I cannot think of a case where I would ever need to perform an insert, update or delete using a cursor. If you can write the select for the cursor, you can convert it into an insert, update or delete. You can join to other tables in these statements and use the case stament for conditional processing. Taking the time to do this in a set -based fashion may solve your problem.
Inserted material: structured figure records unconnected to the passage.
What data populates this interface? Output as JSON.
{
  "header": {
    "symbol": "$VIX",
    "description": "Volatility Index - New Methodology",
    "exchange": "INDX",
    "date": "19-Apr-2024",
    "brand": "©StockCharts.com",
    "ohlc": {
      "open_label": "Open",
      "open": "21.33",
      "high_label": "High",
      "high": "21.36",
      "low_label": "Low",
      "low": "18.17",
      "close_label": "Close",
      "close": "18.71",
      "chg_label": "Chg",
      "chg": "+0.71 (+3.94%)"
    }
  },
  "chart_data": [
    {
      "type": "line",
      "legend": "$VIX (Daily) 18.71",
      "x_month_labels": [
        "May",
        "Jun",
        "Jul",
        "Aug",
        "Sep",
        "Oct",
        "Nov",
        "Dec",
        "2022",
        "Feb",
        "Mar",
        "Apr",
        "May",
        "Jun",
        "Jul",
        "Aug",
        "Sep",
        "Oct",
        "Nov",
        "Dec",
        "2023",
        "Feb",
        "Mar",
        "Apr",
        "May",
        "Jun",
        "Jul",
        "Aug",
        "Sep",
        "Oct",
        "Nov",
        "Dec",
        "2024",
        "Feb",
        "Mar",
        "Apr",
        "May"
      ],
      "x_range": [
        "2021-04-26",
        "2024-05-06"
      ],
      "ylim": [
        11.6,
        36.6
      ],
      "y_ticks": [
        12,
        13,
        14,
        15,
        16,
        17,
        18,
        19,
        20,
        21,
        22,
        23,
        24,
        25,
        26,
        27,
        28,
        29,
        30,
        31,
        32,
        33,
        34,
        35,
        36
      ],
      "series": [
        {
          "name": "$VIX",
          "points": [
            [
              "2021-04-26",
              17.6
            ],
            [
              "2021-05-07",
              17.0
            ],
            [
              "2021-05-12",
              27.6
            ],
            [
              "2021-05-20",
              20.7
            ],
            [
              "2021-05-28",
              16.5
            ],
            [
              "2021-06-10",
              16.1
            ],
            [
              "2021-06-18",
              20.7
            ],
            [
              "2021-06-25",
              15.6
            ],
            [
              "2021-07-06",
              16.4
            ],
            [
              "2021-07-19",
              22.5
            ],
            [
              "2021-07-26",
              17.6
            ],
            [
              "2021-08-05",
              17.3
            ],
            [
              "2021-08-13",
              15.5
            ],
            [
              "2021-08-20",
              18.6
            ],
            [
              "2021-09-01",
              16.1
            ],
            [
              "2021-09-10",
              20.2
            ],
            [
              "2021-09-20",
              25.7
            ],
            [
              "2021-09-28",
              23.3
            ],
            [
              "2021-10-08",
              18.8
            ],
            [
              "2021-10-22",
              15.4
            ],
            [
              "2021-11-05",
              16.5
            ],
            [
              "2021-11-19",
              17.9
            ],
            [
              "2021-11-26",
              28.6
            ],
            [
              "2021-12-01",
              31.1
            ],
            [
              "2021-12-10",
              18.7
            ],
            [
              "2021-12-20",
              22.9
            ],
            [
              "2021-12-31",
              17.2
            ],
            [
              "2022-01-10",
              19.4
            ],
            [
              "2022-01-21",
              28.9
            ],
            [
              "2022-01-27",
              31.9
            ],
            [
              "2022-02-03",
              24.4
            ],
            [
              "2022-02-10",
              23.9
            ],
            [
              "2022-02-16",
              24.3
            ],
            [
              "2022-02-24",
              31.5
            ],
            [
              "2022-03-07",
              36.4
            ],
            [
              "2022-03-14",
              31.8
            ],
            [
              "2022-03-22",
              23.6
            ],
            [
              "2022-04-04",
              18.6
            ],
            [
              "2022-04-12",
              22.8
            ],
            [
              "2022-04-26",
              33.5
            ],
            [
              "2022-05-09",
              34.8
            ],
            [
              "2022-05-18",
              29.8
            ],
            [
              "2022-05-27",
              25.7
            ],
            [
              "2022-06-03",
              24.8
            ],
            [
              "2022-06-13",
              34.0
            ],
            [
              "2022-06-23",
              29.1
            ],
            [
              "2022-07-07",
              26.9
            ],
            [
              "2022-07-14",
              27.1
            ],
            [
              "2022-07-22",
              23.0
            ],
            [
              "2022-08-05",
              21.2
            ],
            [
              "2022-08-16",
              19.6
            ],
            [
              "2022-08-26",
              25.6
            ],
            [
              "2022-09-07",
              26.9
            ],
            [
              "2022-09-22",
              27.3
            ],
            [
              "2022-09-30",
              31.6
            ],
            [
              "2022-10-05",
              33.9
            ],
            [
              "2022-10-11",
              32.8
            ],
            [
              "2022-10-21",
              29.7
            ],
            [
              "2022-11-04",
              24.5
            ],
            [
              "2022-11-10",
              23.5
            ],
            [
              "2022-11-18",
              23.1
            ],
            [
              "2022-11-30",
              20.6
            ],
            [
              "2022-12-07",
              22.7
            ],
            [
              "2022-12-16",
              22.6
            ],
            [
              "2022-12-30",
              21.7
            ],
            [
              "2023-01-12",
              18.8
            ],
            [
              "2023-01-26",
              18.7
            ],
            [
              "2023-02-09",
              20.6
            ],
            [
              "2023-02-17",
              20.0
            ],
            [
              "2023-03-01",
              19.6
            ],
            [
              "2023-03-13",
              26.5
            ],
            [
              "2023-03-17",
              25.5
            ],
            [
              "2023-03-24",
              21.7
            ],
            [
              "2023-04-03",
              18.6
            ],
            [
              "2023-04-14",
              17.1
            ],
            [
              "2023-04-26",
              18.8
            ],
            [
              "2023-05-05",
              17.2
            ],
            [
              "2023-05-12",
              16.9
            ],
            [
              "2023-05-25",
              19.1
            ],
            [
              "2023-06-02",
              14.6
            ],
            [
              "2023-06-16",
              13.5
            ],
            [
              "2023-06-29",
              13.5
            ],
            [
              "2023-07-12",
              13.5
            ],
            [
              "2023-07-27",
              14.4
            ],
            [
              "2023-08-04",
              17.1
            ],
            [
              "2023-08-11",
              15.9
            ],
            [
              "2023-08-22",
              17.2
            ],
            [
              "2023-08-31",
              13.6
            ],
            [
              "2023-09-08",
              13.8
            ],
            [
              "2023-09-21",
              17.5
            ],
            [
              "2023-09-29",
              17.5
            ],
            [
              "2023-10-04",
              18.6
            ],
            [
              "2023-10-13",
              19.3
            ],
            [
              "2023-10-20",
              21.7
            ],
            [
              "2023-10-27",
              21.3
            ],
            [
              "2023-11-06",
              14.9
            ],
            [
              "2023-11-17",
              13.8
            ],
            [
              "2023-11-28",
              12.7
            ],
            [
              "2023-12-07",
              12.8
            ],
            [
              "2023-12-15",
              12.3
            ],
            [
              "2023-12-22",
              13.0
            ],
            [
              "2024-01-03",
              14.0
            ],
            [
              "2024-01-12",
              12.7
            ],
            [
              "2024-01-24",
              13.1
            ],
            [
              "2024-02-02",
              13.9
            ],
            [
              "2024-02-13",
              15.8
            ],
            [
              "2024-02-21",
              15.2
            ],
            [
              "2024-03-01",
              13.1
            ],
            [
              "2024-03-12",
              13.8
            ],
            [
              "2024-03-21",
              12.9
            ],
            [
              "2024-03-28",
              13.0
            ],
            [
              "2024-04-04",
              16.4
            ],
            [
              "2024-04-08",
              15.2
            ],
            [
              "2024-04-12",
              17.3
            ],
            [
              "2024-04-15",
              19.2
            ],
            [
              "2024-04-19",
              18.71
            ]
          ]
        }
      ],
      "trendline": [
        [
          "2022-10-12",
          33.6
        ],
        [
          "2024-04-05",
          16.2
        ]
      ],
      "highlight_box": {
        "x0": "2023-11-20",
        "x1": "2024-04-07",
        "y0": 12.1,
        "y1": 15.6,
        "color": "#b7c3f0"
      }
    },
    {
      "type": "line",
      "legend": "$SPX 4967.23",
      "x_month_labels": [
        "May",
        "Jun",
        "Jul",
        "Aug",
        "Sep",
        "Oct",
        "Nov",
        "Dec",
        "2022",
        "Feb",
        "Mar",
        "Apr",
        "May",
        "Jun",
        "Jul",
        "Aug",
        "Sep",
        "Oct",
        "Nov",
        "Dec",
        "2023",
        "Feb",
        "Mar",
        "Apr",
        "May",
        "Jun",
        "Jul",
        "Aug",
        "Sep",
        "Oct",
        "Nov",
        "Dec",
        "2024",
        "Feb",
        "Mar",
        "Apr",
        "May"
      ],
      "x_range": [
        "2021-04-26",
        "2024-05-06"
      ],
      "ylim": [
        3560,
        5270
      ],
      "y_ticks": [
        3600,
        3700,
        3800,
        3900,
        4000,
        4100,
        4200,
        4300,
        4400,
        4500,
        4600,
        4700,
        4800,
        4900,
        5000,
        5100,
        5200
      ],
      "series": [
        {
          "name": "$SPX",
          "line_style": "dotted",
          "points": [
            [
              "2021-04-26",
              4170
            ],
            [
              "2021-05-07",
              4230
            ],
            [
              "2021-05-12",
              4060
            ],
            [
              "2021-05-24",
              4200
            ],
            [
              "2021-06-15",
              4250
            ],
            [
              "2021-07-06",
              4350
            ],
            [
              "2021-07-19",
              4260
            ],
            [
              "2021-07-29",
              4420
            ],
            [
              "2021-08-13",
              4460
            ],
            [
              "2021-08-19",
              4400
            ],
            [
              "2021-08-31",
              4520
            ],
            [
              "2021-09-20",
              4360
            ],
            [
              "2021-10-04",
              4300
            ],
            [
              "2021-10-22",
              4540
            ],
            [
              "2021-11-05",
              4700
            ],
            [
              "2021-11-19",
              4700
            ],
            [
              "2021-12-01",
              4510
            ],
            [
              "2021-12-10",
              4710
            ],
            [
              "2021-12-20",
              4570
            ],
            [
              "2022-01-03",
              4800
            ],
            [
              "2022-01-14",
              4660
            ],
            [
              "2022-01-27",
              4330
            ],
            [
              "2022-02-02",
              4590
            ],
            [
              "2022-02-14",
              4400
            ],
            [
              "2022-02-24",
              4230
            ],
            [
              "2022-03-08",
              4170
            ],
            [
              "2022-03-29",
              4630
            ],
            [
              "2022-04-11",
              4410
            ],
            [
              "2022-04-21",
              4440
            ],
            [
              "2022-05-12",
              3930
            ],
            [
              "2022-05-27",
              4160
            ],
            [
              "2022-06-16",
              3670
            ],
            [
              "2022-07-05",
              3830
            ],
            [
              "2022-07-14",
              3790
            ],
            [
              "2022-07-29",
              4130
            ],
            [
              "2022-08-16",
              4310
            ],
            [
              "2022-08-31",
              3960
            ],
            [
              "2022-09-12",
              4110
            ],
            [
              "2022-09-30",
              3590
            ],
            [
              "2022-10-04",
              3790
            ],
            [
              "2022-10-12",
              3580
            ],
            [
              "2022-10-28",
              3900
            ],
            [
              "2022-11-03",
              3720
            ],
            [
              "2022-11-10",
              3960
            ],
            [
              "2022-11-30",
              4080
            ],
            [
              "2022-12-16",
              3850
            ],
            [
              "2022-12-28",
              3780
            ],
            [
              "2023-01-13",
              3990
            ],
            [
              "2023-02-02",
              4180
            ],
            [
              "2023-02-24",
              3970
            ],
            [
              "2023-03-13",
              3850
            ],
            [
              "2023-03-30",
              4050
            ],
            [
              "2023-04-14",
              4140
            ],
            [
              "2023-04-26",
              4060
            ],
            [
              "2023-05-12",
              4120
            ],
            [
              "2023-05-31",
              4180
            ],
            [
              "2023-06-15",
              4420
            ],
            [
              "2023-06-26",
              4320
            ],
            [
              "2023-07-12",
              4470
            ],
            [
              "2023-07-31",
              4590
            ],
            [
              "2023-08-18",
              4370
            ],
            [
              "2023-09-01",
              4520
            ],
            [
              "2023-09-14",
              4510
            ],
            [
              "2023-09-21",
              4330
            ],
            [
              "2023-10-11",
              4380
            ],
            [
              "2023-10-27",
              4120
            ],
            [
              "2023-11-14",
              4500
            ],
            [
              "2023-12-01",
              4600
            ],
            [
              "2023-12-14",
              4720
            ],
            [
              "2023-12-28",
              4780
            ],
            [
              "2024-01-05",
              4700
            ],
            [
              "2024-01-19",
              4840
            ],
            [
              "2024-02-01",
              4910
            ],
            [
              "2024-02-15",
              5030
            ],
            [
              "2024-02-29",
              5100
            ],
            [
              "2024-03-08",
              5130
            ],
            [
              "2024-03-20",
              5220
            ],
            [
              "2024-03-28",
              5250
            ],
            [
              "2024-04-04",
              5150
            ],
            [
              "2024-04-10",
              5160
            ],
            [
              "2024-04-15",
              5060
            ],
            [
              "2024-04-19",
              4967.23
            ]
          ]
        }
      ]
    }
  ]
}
One thing you may consider if you have lots of data to move. We occassionally create a view to the data we want and then have two tables - one active and one that data will be loaded into. When the data is finsihed loading, as part of your process run a simple command to switch the table the view uses to the one you just finshed loading to. That way the users are only down for a couple of seconds at most. You won't create locking issues where they are trying to access data as you are loading.
You might also look at using SSIS to move the data.
Do you have the option of making the updates more atomic, rather than the stated 'clear out and re-insert'? I think Visual Fox Pro supports triggers, right? For your key tables, can you add a trigger to the update/insert/delete to capture the ID of records that change, then move (or delete) just those records?
Or how about writing all changes to an offline database, and letting SQL Server replication take care of the sync?
[sorry, this would have been a comment, if I had enough reputation!]
Based on your response to Ernie above, you asked how you replicate databases. Here is Microsoft's how-to about replication in SQL2005.
However, if you're asking about replication and how to do it, it indicates to me that you are a little light in experience for SQL server. That being said, it's fairly easy to muck things up and while I'm all for learning by experience, if this is mission critical data, you might be better off hiring a DBA or at the very least, testing the #$##$% out of this before you actually implement it.